Virginia Luxuries and Moral Impossibilities

Few things in the entirety of the ugly history of slavery in the United States were more reliably memory-holed than the widespread, persistent sexual exploitation of enslaved people. The painting entitled “Virginian Luxuries” that leads our new entry on the Sexual Exploitation of the Enslaved was painted around 1825 in New England, so the predacious nature of many male enslavers clearly was well understood by many at the time. 

Twenty-three years earlier, in 1802, journalist James Thomson Callender surfaced the long-standing rumor that President Thomas Jefferson had taken an enslaved woman named Sally Hemings “as his concubine” and had fathered several children with her. “There is not an individual in the neighbourhood of Charlottesville who does not believe this story,” Callender wrote. Such relationships were not uncommon. Hemings’ half-sister Mary Hemings had a relationship with a Charlottesville merchant named Thomas Bell, by whom she had two children. At her request, Mary Hemings was eventually sold to Bell.

The mixed-race children who were evidence of these relationships were common throughout the slaveholding south but especially in Virginia. Just over 10 percent of the enslaved people in Virginia were mixed-race, according to the 1850 U.S. Census, the highest total in the country. In 1860, famed preacher Henry Ward Beecher made headlines around the country when he held a reverse slave auction to raise funds to free a nine-year-old, mixed-raced enslaved girl named Sally Maria Diggs—one in a line of light-skinned enslaved girls he helped free by emphasizing to his congregation that they could be “your niece” or “your sister.”

As the diarist Mary Boykin Chesnut wrote of life in the antebellum south, the widespread presence in so many households of mixed-race children that “exactly resemble the white children” created a kind of cognitive dissonance among white women. “[E]very lady tells you who is the father of all the mulatto children in everybody’s household, but those in her own she seems to think drop from the clouds, or pretends so to think.”

As the moonlight and magnolias mythology of the “Old South” metastasized after the Civil War, the cultural memory of this acknowledged predation became even more remote. Any suggestion that men like Jefferson had “fix[ed] his illicit attentions” on enslaved women became, in the words of Jefferson’s granddaughter Ellen Wayles Randolph Coolidge, a “moral impossibility.” 

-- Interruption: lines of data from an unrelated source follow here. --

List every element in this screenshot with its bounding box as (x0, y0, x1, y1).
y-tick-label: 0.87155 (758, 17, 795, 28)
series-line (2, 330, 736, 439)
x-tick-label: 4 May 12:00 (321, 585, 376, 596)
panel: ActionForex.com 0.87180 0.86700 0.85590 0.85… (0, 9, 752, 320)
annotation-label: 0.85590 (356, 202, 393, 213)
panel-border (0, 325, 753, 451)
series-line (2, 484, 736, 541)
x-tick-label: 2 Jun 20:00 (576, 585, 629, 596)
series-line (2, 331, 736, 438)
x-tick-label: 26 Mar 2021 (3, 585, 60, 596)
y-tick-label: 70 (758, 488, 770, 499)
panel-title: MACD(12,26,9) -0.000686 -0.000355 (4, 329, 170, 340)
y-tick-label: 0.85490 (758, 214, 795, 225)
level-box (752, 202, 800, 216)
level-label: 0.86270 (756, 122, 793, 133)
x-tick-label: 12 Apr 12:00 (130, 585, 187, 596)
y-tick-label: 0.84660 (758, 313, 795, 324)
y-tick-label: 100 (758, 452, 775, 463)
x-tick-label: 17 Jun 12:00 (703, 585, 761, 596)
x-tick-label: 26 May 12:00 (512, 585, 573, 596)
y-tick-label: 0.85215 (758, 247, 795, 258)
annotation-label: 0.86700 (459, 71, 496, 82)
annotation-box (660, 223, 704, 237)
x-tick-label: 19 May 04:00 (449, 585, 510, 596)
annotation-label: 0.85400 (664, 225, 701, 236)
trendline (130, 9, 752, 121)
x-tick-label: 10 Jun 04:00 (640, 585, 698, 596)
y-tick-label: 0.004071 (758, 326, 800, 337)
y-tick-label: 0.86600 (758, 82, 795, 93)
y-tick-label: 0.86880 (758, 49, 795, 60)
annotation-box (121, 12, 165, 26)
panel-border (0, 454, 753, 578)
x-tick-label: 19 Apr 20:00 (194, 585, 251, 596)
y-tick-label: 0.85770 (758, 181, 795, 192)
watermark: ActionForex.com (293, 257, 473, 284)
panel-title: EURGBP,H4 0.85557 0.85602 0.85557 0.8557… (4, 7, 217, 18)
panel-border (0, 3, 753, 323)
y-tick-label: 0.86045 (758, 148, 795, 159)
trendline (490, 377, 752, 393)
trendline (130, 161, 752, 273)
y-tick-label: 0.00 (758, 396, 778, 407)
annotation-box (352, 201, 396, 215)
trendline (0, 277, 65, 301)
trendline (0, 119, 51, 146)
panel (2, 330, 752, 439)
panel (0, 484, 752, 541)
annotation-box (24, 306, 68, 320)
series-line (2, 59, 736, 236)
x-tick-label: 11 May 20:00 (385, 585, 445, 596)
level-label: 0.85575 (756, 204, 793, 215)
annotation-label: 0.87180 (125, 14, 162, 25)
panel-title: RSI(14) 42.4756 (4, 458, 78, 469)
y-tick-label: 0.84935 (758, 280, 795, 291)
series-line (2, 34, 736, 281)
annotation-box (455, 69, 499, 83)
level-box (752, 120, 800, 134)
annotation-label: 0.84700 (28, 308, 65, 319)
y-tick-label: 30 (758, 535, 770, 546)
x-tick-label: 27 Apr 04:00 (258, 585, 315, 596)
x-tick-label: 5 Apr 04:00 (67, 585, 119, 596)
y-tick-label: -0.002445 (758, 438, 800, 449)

It would take scholars like Thelma Jennings, Annette Gordon-Reed, Brenda Stevenson, and Deborah Gray White, among others, to restore this memory and with it present a fuller picture of the lived reality of enslaved people. And to acknowledge, as Thomas Foster writes in our new entry, that sexual exploitation was “a ubiquitous component of enslavement throughout the history of slavery in Virginia” and that enslavers “benefited in many ways from the violations of Black men’s and women’s bodies.”